Ma questo turbolento, destabilizzante romanzo della realtà è anche, per usare la formula che impazza attualmente, trionfo dello storytelling, o meglio, di forme di storytelling disparate10: dal principio alla fine, e oltre, è insistentemente ordinato e compresso da mitologie differenti, ma che ne stringono sempre le sfaccettature e incongruenze in una logica prestabilita, in una coerenza caparbia; che, pur a volte smaccatamente inverosimili sul piano fattuale, rispettano un certo «verosimile estetico», cioè assecondano l’insieme di credenze, ossessioni e cliché che condiziona il pubblico a cui sono rivolte e che ne forma le aspettative11. Le mitologie del fronte antidreyfusardo, intrise di fanatismo tracotante e spinte alla mistificazione spudorata, sono preesistenti all’accaduto, e ne orientano subito, anzi ne sfigurano imperiosamente il corso; quelle del fronte dreyfusardo sopraggiungono più tardi, generate dalla battaglia di giustizia stessa, ma comunque affondano in convinzioni e stereotipi sedimentati, e, se non sfigurano, riconfigurano i fatti. In gradi molto vari, tutte offuscano la problematicità della vicenda, irreggimentano e restringono il suo senso.
[…]
5. «La realtà ha compiuto questo miracolo»: una storia d’amore
La presa dell’Affaire, comunque, è magari offuscata o deviata, ma mai del tutto neutralizzata dalle narrazioni che l’affollano; travalica quella delle mitologie di cui è incrostata, come quella della fiction più adagiata su di esse. Proprio la varietà delle sue componenti, sfuggente a ogni tentativo di serrarla in una coerenza artificiosa, le ha permesso di resistere, sia pur in forme vaghe, nella memoria collettiva; probabilmente specie grazie alla potenza di una di esse, che non abbiamo valutato ancora.

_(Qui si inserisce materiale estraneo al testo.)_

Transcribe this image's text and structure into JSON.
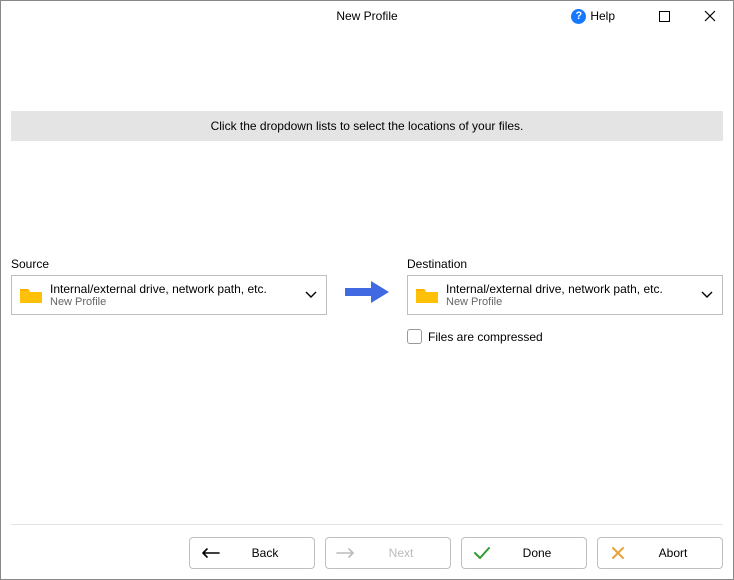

A suo tempo il già citato Scipio Sighele, noto giurista e sociologo, osserva che mentre fino ad allora un romanzo in grado di avvincere senza «la donna e l’amore» appariva impensabile, con l’Affaire la realtà, «più strana e più inverosimile di qualunque romanzo», «ha compiuto questo miracolo»32. In superficie, sembra constatare l’ovvio; di fatto sbaglia, su tutta la linea. Non tanto perché in realtà nel caso ci sono parecchie donne, dalle compagne assai partecipi di alcuni dei protagonisti (Lucie Dreyfus, Alexandrine Zola, Marguerite Labori), alle giornaliste d’assalto della «Fronde»; visto che purtroppo il loro contributo viene riconosciuto solo in modi tiepidi e parziali. E nemmeno perché ci sono diversi legami sentimentali in gioco, dalle avventure (quasi tutte precedenti al matrimonio) di Dreyfus, strombazzate fino allo sfinimento dagli antidreyfusardi, al suo intenso rapporto coniugale con Lucie, dalla relazione di Esterhazy con Marguerite Pays a quella di Picquart con Pauline Romazzotti, a quella clandestina che unisce Schwartzkoppen e Panizzardi (senza precludere loro di averne parallelamente altre, sempre clandestine, con signore sposate); visto che, sebbene oggetto di pettegolezzi, o pure di bieche strumentalizzazioni, tali legami comunque non attirano mai granché l’attenzione collettiva.
Ma per un’altra, più essenziale ragione: perché in senso lato, l’Affaire è tutto una storia d’amore. Una storia d’amore a più facce: di amore fraterno, in cui il vincolo di sangue sentito con l’anima dal Mathieu Dreyfus inizialmente unico a non rassegnarsi, si dilata via via tra i combattenti (come nota tempestivamente Zola) in un provvisorio quanto travolgente senso di fraternità ideale; di amore generoso, di solidarietà, di sodalizi, di abnegazione; di amore per l’umanità e per la giustizia, vissuto nel fondo della carne. Anche per questo è storia ardua da trasferire nella finzione artistica; che, se non è necessariamente in conflitto con l’etica, se non è sempre incompatibile con i buoni sentimenti come vuole una celebre, troppo enfatizzata, constatazione di André Gide, certo spessissimo fatica a esprimerli senza cadere in toni pedagogici o melensi33. E d’altra parte anche per questo, proprio come scrive Sighele, è un «miracolo» della realtà, diverso da ogni scandalo precedente e successivo: come evidenziano, lo vedremo, tanti momenti delle sue varie stagioni, alcuni rimasti famosi, altri assai meno noti.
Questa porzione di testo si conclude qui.